Within the technical field of the present invention, a sinusoidal alternating voltage with a frequency between 20 and 50 Hz and with a relatively high amplitude up to 250 V (peak to peak) is used as a ring signal.
Generally, there are two different solutions known in the art to generate such a ring signal. Within the first solution, a central generator is connected with one lead, normally the RING lead, by means of a relay. The other lead, normally the TIP lead, is connected to ground. The electronic subscriber line interface circuit (SLIC) has to be disconnected from the line because of the high voltage of 250 V. This solution is known as unbalanced solution, because only one lead is used.
Within the second solution, it is utilized that the driver circuit of the subscriber line interface circuit has the ability to supply a signal with sufficient amplitude to the TIP and RING lead.
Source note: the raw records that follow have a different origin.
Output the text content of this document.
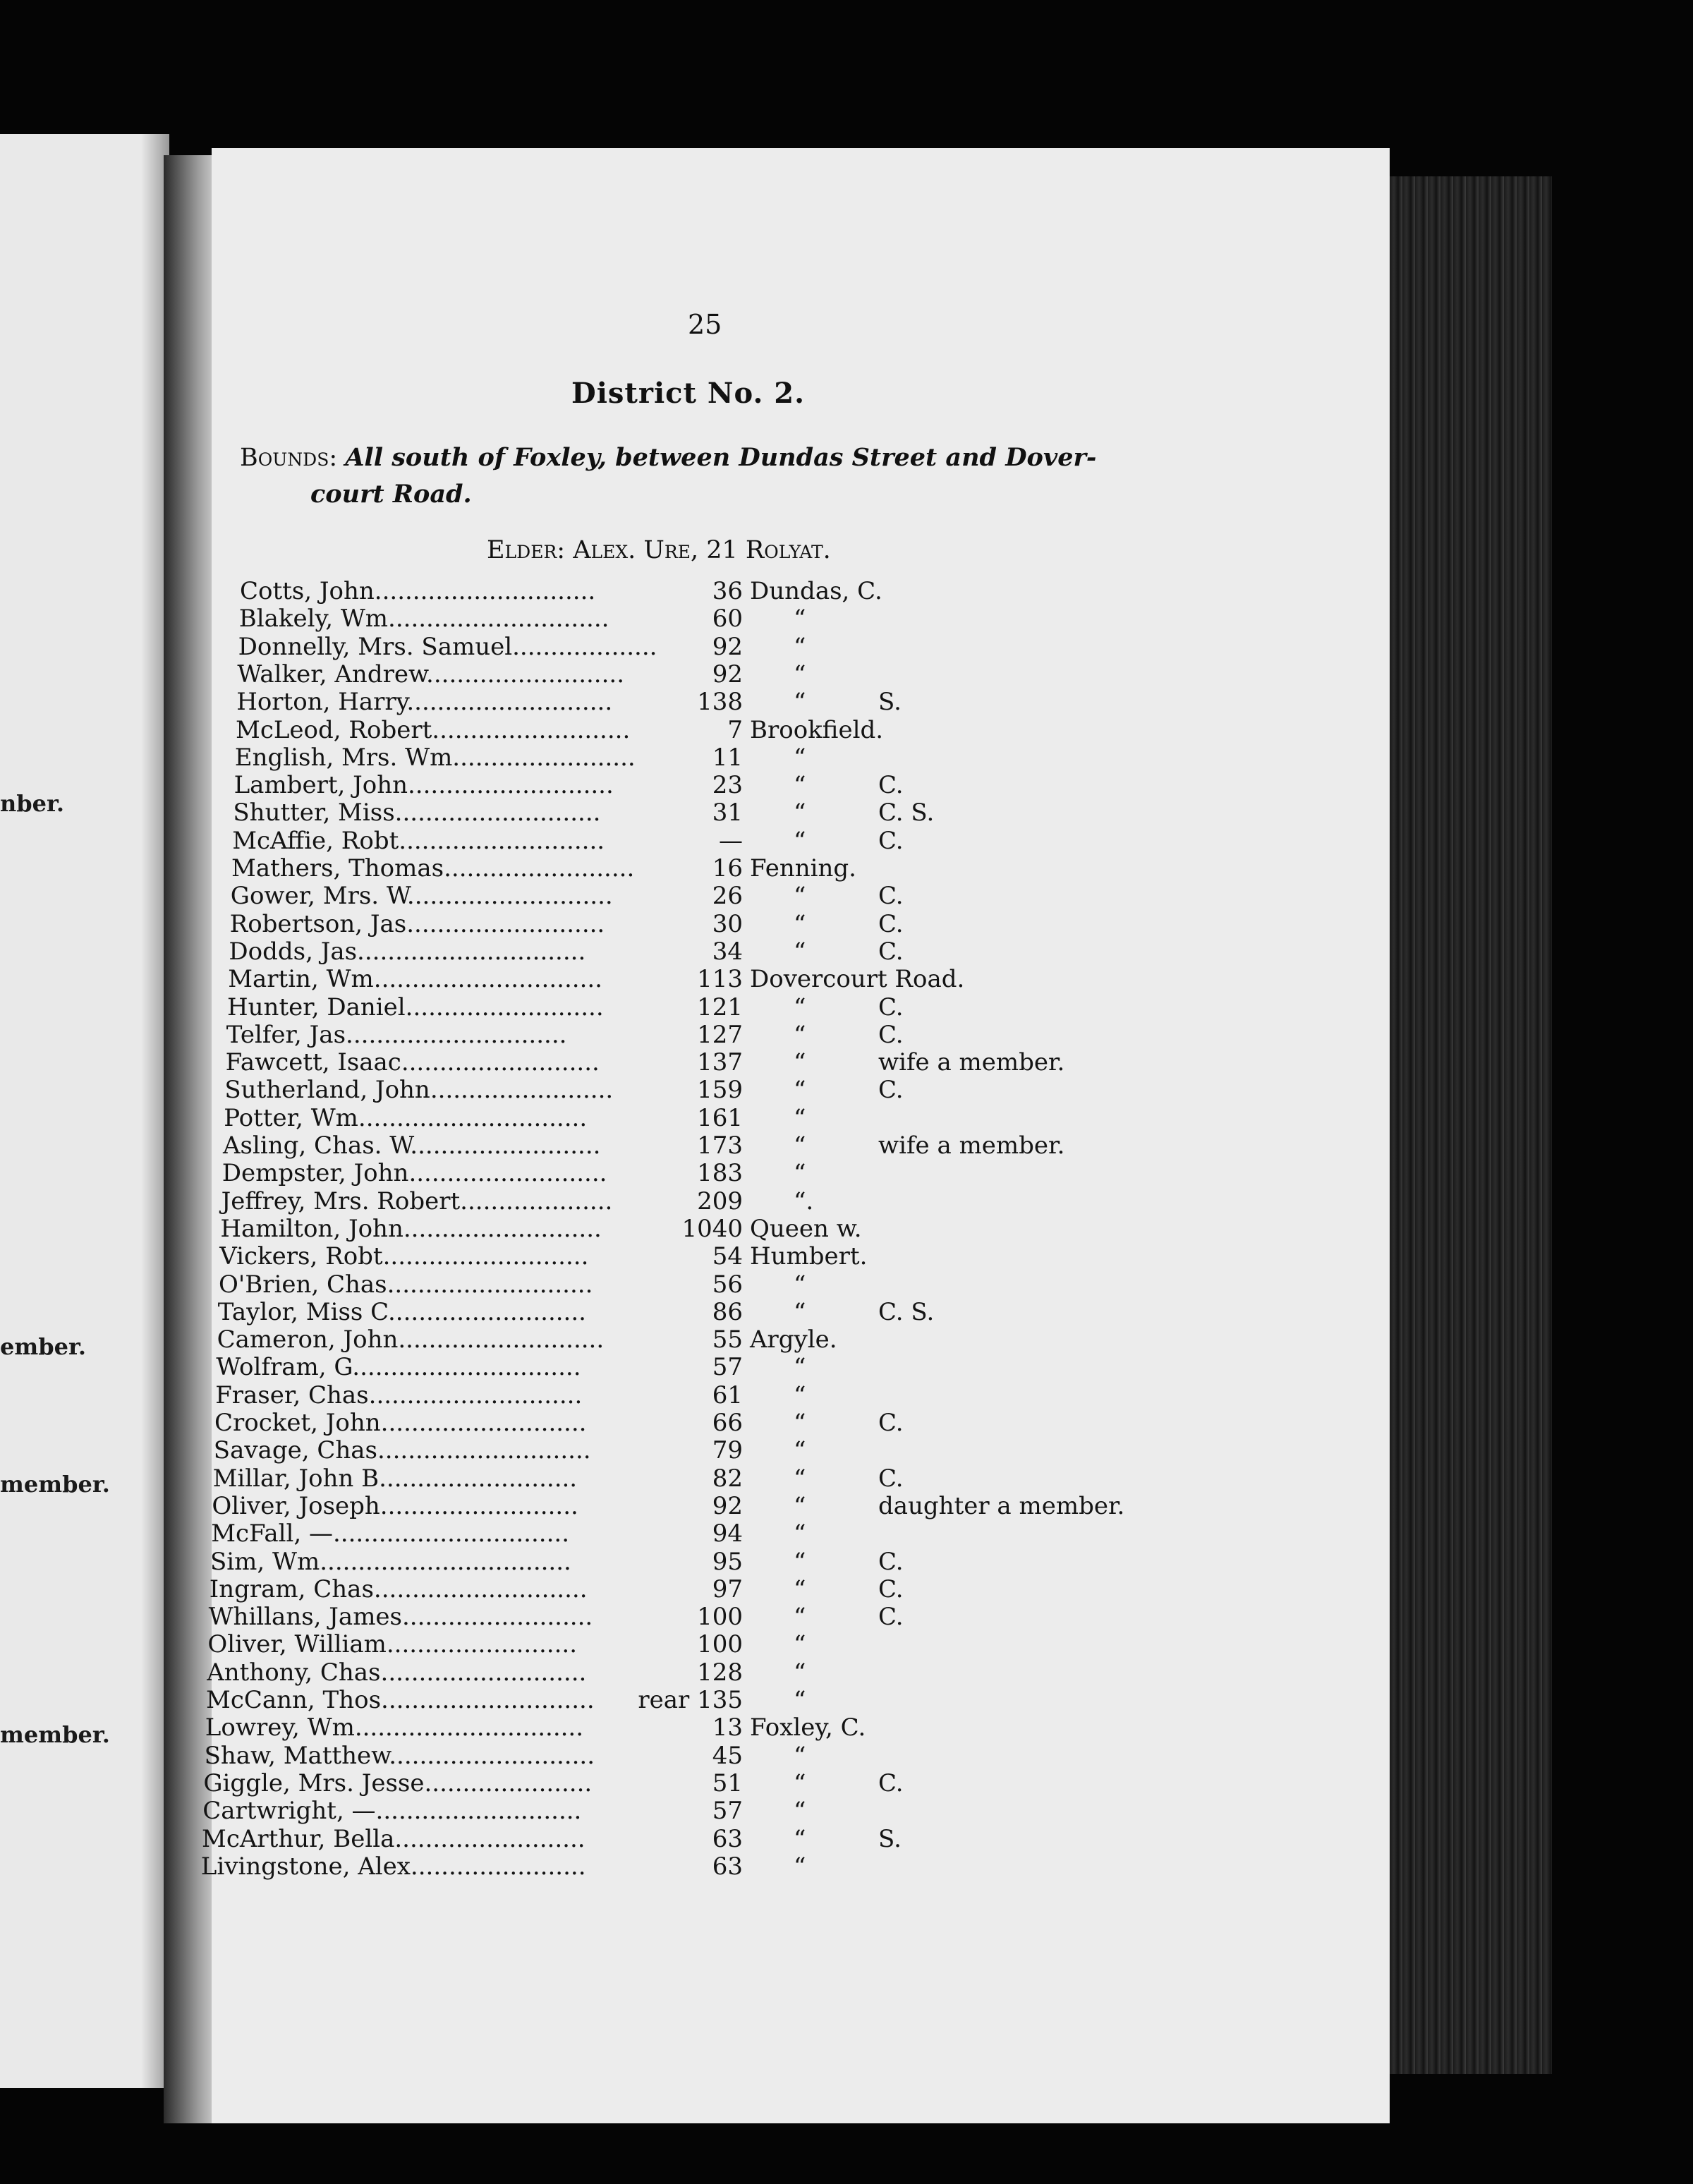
nber.
ember.
member.
member.
25
District No. 2.
Bounds: All south of Foxley, between Dundas Street and Dover-
court Road.
Elder: Alex. Ure, 21 Rolyat.
Cotts, John.............................	36 Dundas, C.
Blakely, Wm.............................	60 “
Donnelly, Mrs. Samuel................... 92 “
Walker, Andrew..........................	92 “
Horton, Harry...........................	138 “	S.
McLeod, Robert..........................	7 Brookfield.
English, Mrs. Wm........................	11 “
Lambert, John...........................	23 “	C.
Shutter, Miss...........................	31 “	C. S.
McAffie, Robt...........................	— “	C.
Mathers, Thomas.........................	16 Fenning.
Gower, Mrs. W...........................	26 “	C.
Robertson, Jas..........................	30 “	C.
Dodds, Jas..............................	34 “	C.
Martin, Wm..............................	113 Dovercourt Road.
Hunter, Daniel..........................	121 “	C.
Telfer, Jas.............................	127 “	C.
Fawcett, Isaac..........................	137 “	wife a member.
Sutherland, John........................	159 “	C.
Potter, Wm..............................	161 “
Asling, Chas. W.........................	173 “	wife a member.
Dempster, John..........................	183 “
Jeffrey, Mrs. Robert....................	209 “.
Hamilton, John..........................	1040 Queen w.
Vickers, Robt...........................	54 Humbert.
O'Brien, Chas...........................	56 “
Taylor, Miss C..........................	86 “	C. S.
Cameron, John...........................	55 Argyle.
Wolfram, G..............................	57 “
Fraser, Chas............................	61 “
Crocket, John...........................	66 “	C.
Savage, Chas............................	79 “
Millar, John B..........................	82 “	C.
Oliver, Joseph..........................	92 “	daughter a member.
McFall, —...............................	94 “
Sim, Wm.................................	95 “	C.
Ingram, Chas............................	97 “	C.
Whillans, James.........................	100 “	C.
Oliver, William.........................	100 “
Anthony, Chas...........................	128 “
McCann, Thos............................ rear 135 “
Lowrey, Wm..............................	13 Foxley, C.
Shaw, Matthew...........................	45 “
Giggle, Mrs. Jesse......................	51 “	C.
Cartwright, —...........................	57 “
McArthur, Bella.........................	63 “	S.
Livingstone, Alex.......................	63 “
In this case, the TIP and RING leads are driven differentially, and balanced respectively. Advantageously, the balanced solution comprises the half voltage swing compared to the unbalanced solution. However, there is also a problem remaining. Due to the high power consumption of the driver circuit, there is a high power loss.
A way to reduce the power loss is described in the patent application EP 0903926 A1. The aim of this patent application is that the power loss of the power amplifier which amplifies a low amplitude ring voltage is reduced in that the operating voltage respectively supply voltage of the power amplifier is not constant, but that it is controlled. This takes place through a switching controller so that in time segments the operating voltage respectively supply voltage is only insignificantly greater than the ring voltage. A disadvantage here is that two different supply voltages are needed for providing an alternating ring signal. Two different supply voltages mean a higher effort in place and a higher complexity in the circuitry. For example, FIG. 1 shows a V-t-diagram illustrating the balanced generation of the ring signal by means of two different supply voltages. The ring signal VTR is defined by the difference between the TIP potential VT and the RING potential VR. FIG. 1 shows that for the generation of the TIP potential VT, a negative supply voltage V− is needed, whereas for the generation of the RING potential VR, the positive supply voltage V+ is needed. The TIP potential VT and the RING potential VR are phase-delayed at 180°.